We have already seen a growing number of issuers switch to the mainland market.
For example, nearly 60 percent of property developers, which used to dominate the offshore dim sum bond market, have issued onshore debt this year.
Their combined offshore bond issuance slid to US$9.6 billion from US$24.8 billion last year.
Second, issuers are now allowed to move offshore yuan funds to the onshore market to repay debt after authorities eased regulations on remittances.
The rule change gave issuers more flexibility over the use and movement of capital.
Also, the government expanded the list of eligible issuers to foreign companies and financial institutions.
That means foreign subsidiaries of Chinese companies can issue panda bonds.
Third, foreign institutions and multinational companies account for more than 40 percent of the dim sum bond market.
Most of them are financial institutions or sovereign governments with high credit ratings.
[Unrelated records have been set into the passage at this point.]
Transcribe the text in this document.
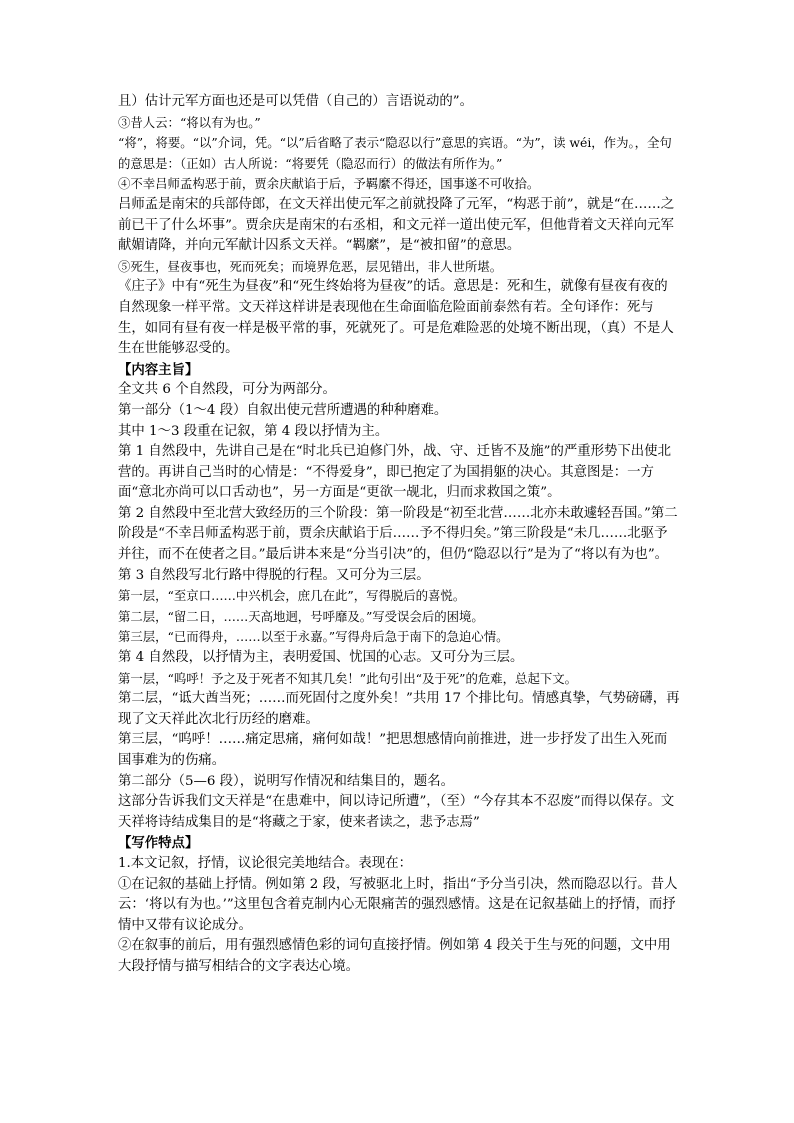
且）估计元军方面也还是可以凭借（自己的）言语说动的”。

③昔人云：“将以有为也。”

“将”，将要。“以”介词，凭。“以”后省略了表示“隐忍以行”意思的宾语。“为”，读 wéi，作为。，全句的意思是：（正如）古人所说：“将要凭（隐忍而行）的做法有所作为。”

④不幸吕师孟构恶于前，贾余庆献谄于后，予羁縻不得还，国事遂不可收拾。

吕师孟是南宋的兵部侍郎，在文天祥出使元军之前就投降了元军，“构恶于前”，就是“在……之前已干了什么坏事”。贾余庆是南宋的右丞相，和文元祥一道出使元军，但他背着文天祥向元军献媚请降，并向元军献计囚系文天祥。“羁縻”，是“被扣留”的意思。

⑤死生，昼夜事也，死而死矣；而境界危恶，层见错出，非人世所堪。

《庄子》中有“死生为昼夜”和“死生终始将为昼夜”的话。意思是：死和生，就像有昼夜有夜的自然现象一样平常。文天祥这样讲是表现他在生命面临危险面前泰然有若。全句译作：死与生，如同有昼有夜一样是极平常的事，死就死了。可是危难险恶的处境不断出现，（真）不是人生在世能够忍受的。

【内容主旨】

全文共 6 个自然段，可分为两部分。

第一部分（1～4 段）自叙出使元营所遭遇的种种磨难。

其中 1～3 段重在记叙，第 4 段以抒情为主。

第 1 自然段中，先讲自己是在“时北兵已迫修门外，战、守、迁皆不及施”的严重形势下出使北营的。再讲自己当时的心情是：“不得爱身”，即已抱定了为国捐躯的决心。其意图是：一方面“意北亦尚可以口舌动也”，另一方面是“更欲一觇北，归而求救国之策”。

第 2 自然段中至北营大致经历的三个阶段：第一阶段是“初至北营……北亦未敢遽轻吾国。”第二阶段是“不幸吕师孟构恶于前，贾余庆献谄于后……予不得归矣。”第三阶段是“未几……北驱予并往，而不在使者之目。”最后讲本来是“分当引决”的，但仍“隐忍以行”是为了“将以有为也”。

第 3 自然段写北行路中得脱的行程。又可分为三层。

第一层，“至京口……中兴机会，庶几在此”，写得脱后的喜悦。

第二层，“留二日，……天高地迥，号呼靡及。”写受误会后的困境。

第三层，“已而得舟，……以至于永嘉。”写得舟后急于南下的急迫心情。

第 4 自然段，以抒情为主，表明爱国、忧国的心志。又可分为三层。

第一层，“呜呼！予之及于死者不知其几矣！”此句引出“及于死”的危难，总起下文。

第二层，“诋大酋当死；……而死固付之度外矣！”共用 17 个排比句。情感真挚，气势磅礴，再现了文天祥此次北行历经的磨难。

第三层，“呜呼！……痛定思痛，痛何如哉！”把思想感情向前推进，进一步抒发了出生入死而国事难为的伤痛。

第二部分（5—6 段），说明写作情况和结集目的，题名。

这部分告诉我们文天祥是“在患难中，间以诗记所遭”，（至）“今存其本不忍废”而得以保存。文天祥将诗结成集目的是“将藏之于家，使来者读之，悲予志焉”

【写作特点】

1.本文记叙，抒情，议论很完美地结合。表现在：

①在记叙的基础上抒情。例如第 2 段，写被驱北上时，指出“予分当引决，然而隐忍以行。昔人云：‘将以有为也。’”这里包含着克制内心无限痛苦的强烈感情。这是在记叙基础上的抒情，而抒情中又带有议论成分。

②在叙事的前后，用有强烈感情色彩的词句直接抒情。例如第 4 段关于生与死的问题，文中用大段抒情与描写相结合的文字表达心境。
Their entry has helped the development of the panda bond market which in turn could divert liquidity from the dim sum bond market.
Onshore and offshore bonds have a marked difference in the way they are traded and how they function, as well as which body regulates them.
Panda bonds operate under all kinds of restrictions while dim sum bonds have no requirement for listing and are more convenient.
The depositary system and other financial infrastructure are more developed.
More importantly, panda bonds mainly target mainland investors while dim sum bonds are open to foreign investors.
Global investors and major central banks might increase their yuan assets after the SDR move.
However, they might not participate in the panda bond market given capital controls and other restrictions.
By contrast, the dim sum bond market is quite similar to the European bond market in terms of regulation, taxation and legal framework.
Since the secondary market is much more liquid, it has attracted global institutions looking to diversify into yuan assets.
Nonetheless, the two markets can complement each other, instead of being competitors.
That means dim sum bonds should target foreign institutions and panda bonds should focus on onshore investors.
This article appeared in the Hong Kong Economic Journal on Dec. 23.